If you have read the account of my TGOC21 here, you will know I suffered an unfortunate injury and had to retire from this year's event. It is not the first time this has happened to me, but I must remain positive and decided to make a few changes to try to ensure I can cross successfully next time.
The injury itself was caused by slipping as I tried to climb a boggy bank beside the Allt Innis na Larach. There is little that I could do to avoid that in itself, I did nothing wrong, it was just unfortunate. I did wonder though if my pack was lighter or less bulky if it would not have swung. And carrying a lighter pack is always preferable anyway, so I started to look through my spreadsheet of kit and examine it more closely.
I know the quickest way to save weight in a pack is to consider the biggest items first. I have already got a new down sleeping bag, it is super warm, doesn't leave my tent looking like I've been plucking chickens in the night and weighs less than a kg, so I am happy with that. I have an Exped Sunmat UL7, there is no need to replace that. I have a new tent, having replaced my Terra Nova Competition with a Tarptent Notch. I could have gone further and bought a Li version, but didn't like the idea of it being see through. I have changed my light Exos pack for a heavier Ariel 55 AG pack, I need the padding on the hipbelt and harness and will not be changing it. The next item to consider would be my Jetboil Flash.
I adore my Flash, I have carried it on all my Challenges so far bar one, when I borrowed David's Flash Lite. It has never let me down, I only boil water for rehydrating meals and making hot drinks and usually manage to cross using just the one 100g gas canister. However it isn't a particularly lightweight system, at 426g, as I have to carry a mug to drink from so that adds bulk and at least another 116g, so altogether about 737g. I could improve on that.
After some investigation and asking for recommendations, I decided an MSR Pocket Rocket was ideal, David persuaded me the Deluxe version was even better, so that is what I went for, at 83g. The Snowpeak pots I have would do the job, but the lid is a frying pan which I don't need and doesn't sit tight on the pot, so would probably be loose in my pack and annoying. I wanted a pot that was big enough to boil all the water I needed in one go, if necessary, and be used as my mug, to save taking a pot and a mug.

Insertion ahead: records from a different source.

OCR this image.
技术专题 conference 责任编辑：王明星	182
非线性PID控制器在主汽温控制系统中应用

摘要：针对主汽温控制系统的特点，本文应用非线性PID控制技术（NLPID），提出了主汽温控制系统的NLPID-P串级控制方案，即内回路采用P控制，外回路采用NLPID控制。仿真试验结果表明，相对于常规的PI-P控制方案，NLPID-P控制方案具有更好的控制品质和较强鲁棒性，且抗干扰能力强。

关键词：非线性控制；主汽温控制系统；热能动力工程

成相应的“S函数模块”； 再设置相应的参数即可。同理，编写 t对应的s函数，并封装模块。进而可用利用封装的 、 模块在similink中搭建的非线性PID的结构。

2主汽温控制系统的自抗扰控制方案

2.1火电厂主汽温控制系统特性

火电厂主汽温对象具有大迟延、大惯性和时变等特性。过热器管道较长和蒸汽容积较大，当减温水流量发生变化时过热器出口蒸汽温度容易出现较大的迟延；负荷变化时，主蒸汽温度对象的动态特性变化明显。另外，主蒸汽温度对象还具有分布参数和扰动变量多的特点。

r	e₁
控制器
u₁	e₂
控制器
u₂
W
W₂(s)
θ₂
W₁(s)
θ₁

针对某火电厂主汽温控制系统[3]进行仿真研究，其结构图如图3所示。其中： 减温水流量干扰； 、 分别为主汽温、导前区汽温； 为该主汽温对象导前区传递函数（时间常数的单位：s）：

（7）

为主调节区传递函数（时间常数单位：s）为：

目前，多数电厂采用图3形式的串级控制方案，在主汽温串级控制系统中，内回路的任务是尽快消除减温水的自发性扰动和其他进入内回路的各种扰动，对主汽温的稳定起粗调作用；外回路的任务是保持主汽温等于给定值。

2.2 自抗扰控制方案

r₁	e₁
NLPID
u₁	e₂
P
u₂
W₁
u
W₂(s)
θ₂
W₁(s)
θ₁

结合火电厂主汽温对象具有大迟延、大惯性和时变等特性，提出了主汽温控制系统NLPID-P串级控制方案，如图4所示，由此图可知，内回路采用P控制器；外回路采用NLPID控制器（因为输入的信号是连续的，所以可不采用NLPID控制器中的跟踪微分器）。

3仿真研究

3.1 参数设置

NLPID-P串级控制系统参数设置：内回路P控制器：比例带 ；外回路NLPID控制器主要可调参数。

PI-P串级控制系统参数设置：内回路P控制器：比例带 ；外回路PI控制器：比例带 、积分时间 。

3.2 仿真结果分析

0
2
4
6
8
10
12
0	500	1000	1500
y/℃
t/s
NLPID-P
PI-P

After much thought and internet browsing, I suddenly remembered Alpkit and found they had the MytiPot 900 that fitted the bill, similar to the MSR Titan Kettle, but much cheaper.
Altogether, that would be a saving of 339g, if I took the same size gas. I would obviously need to be able to replace that as I crossed, so if I took a larger canister there would still be a saving of nearly 200g. I can make that decision nearer the time, depending on what the supply of gas is like next May.
The one thing that I worried about this year was my tent pegs. I didn't really consider these until the week of the Challenge, when it was too late to do anything. I realised that the MSR Mini Groundhog pegs that I love were perhaps not long enough to cope with the different forces on my new tent. There was nothing I could do, but I coped with the pegs I had , double pegging the main points and using the longest peg in my possession for the end into the wind. I don't know the origin or the composition of this peg, but I used it and survived. Mainly because there were no high winds. I can replace these pegs, I will take four MSR Groundhogs, four MSR Mini Groundhogs and six Terra Nova skewers to help pin the ends out and the inner. None of this will affect the weight I am carrying much.
I need to consider my washbag, there may be more in there than I really need to take.
If I can get nearer to the 11kg mark, or less, including food, I'll be happy.
And in the meantime. I am already back to running to maintain and improve my fitness and I will start back on the yoga and strength training as soon as I am completely happy with my shoulder.